Araz'ın kollarına sıkışmış korkunun ilmek ilmek işlendiği bedenin sahibi Engin Tan, alnına nişan alan bomboş mavilere sahip kızı, bakışlarının hedefi yapsa da bu bakış Gece'nin umurunda değildi. Üzgündü ama sinirli bakışları hak ettiğini düşünmüyordu. Sadece bir kez olsun düşünmeden oluruna bırakmak istedi düşündükçe çıkar yol bulamayan Araz. Bunu başaracaktı. Bu adamı öldürmesi gerekirse öldürecekti, işkence etmesi gerekirse edecekti. Ama asla sonunu düşünmeyecekti. Bu işin sonunda ne olacağını bilmeyi şiddetle red ediyordu. Fakat unuttuğu karanlık olduğu kadar da onu perperişan eden bir gerçek vardı ki, artık isminin başına katil eklenerek anılacaktı. Asla geri dönüşü olmayan bir olayın baş rolü seçilmişti.

"Ne istiyorsunuz?!"

"Canını."

"Ordan bakılınca yaşamaya hevesli mi duruyorum?"

"Ölümü arzuladığın da söylenemez"

"Piyon gönderdi değil mi? Ama inan, inandığın şeyler vazgeçtiğin şeyler kadar önemli değil."

"Ordan bakılınca bu ne kadar umrumda gözüküyor?"

Gece ile ölümü ensesinde hisseden Engin Tan arasında geçen konuşmayı dikkatle dinleyen Araz konuşmanın bittiği biliyordu, tıpkı kelimeleri kullanmasının vakti geldiğini de; ama bir kaç şeu söylemeden önce bir soru işareti kendini göstermişti zihninde elinde olmadan.

Piyon ile bağlantılarını nerden biliyordu?

Ucu açık soru genç adamı meşgul ettiği kadar ortağı; dipsiz mavilerin sahibi kadını da meşgul ediyordu. Hissettiklerini zerre dışarı yansıtmayan bu ikili hislerini öldüreceklerdi bugün aslında. Engim Tan vazgeçtiklerini söylerken vicdanlarından mı bahsetmişti? Yada bedenlerindeki masumluğu kanlı ellerle bozacaklarından mı? Bulundukları oda, her şeyin gerçekten bir bailangıcı olacaktı.

Karanlık odada karanlık silüetler olarak kalacaklardı.

Hislerinin yok olacağını anlayan Araz ne yazık ki ucu açık sorunun cevabını bulamamıştı. Üstünde durmayı da sonraya erteleyerek olduğu konuma odakladı kendini.

"Herkes yaptığının bedelini öder, Engin Bey."

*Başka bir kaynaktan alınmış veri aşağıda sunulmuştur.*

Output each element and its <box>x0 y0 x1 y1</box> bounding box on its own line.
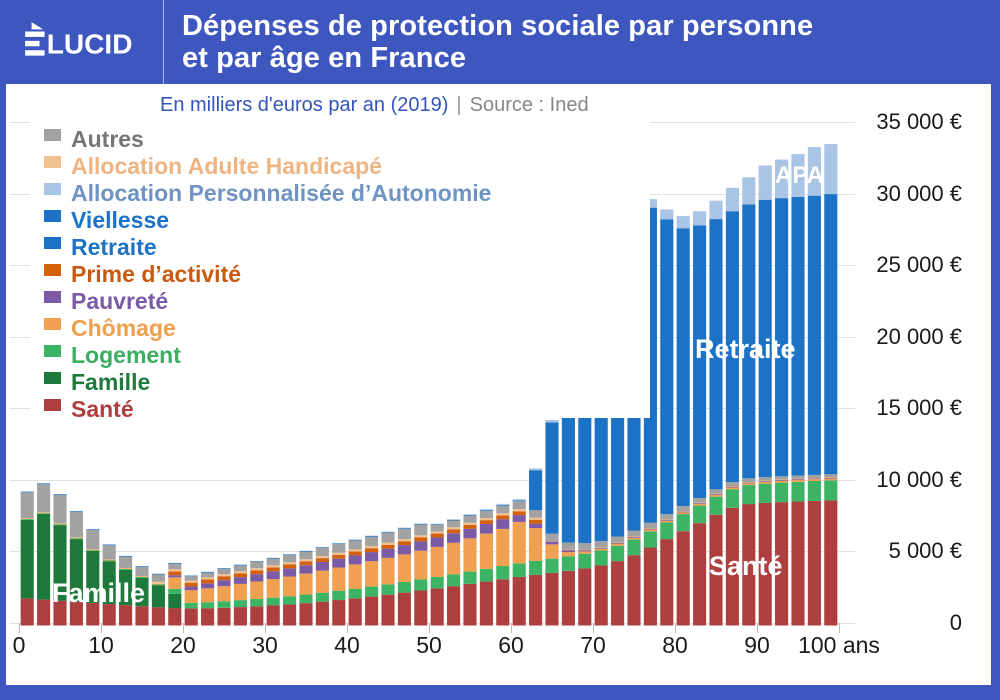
svg-text:LUCID: LUCID <box>47 28 133 56</box>
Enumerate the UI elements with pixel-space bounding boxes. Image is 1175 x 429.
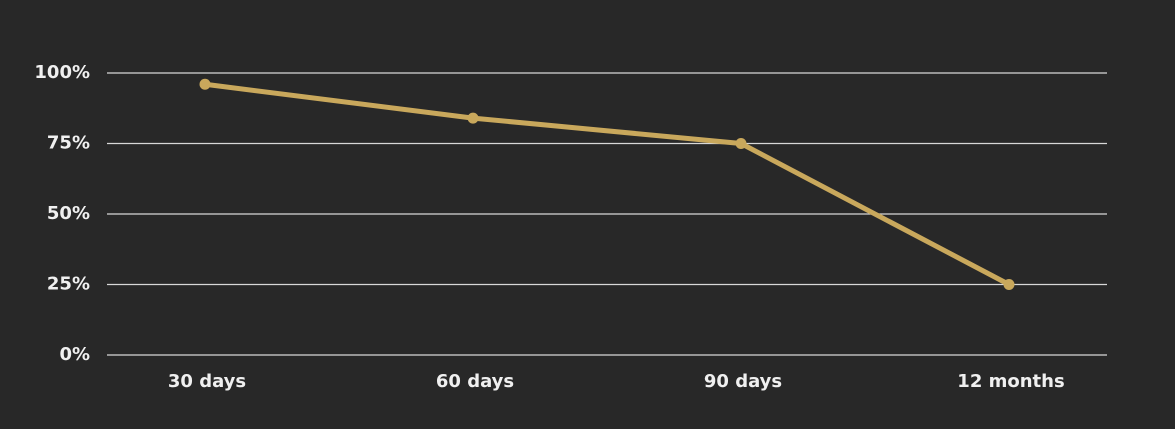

"Bedel ödemek için suç işlemek gerek, genç adam"

"Suçun olduğu için burdayızdır belki de?"

"O herife inanmanız aptallık!"

Gece sıkılmış olacak ki silahının hedefinde olan ölmesine dakikalar kalan adamın alnından kaydırarak  kulağına tereddütsüz ateş etti. Tok ses kulaklarını çınlatsada kendince alıştırıyordu kendini. Ne gariptir ki, kendisini öldürmeye alıştırıyordu. Bu duruma inanamaz gibi sancılar giren kalbine boştaki eliyle baskı uyguladı.

Araz, boğazına doladığı koluna akan kanlara yanaklarının içini ısırarak dehşetle bakarken ay tenli kadın da dişlerini sıkıyordu kalbindeki sancılar sebebiyle. İşlerinde ciddi olduğunu göstermek amacı ile yaptığı ön hazırlığa, devamını da fiili olarak göstermeden sözcüklere döktü olacakları,

"Bir kez sorarım. Sana yalvarmam. Şans asla tanımam. Ölümünü de sade yapmam. Şimdi söyle; Piyon ile arandaki dava ne?"

Engin Tan dolu gözlerini saklama gereği duymadı geçmişini tozlu raflardan eline aldığında. Herşeyi bir çırpıda anlatmak istesede daha kendinin kabullenemediği bir şeyi onların kaldırabileceğini sanmıyordu. Ama küçük birkaç şey söyleyebileceğinden de emindi.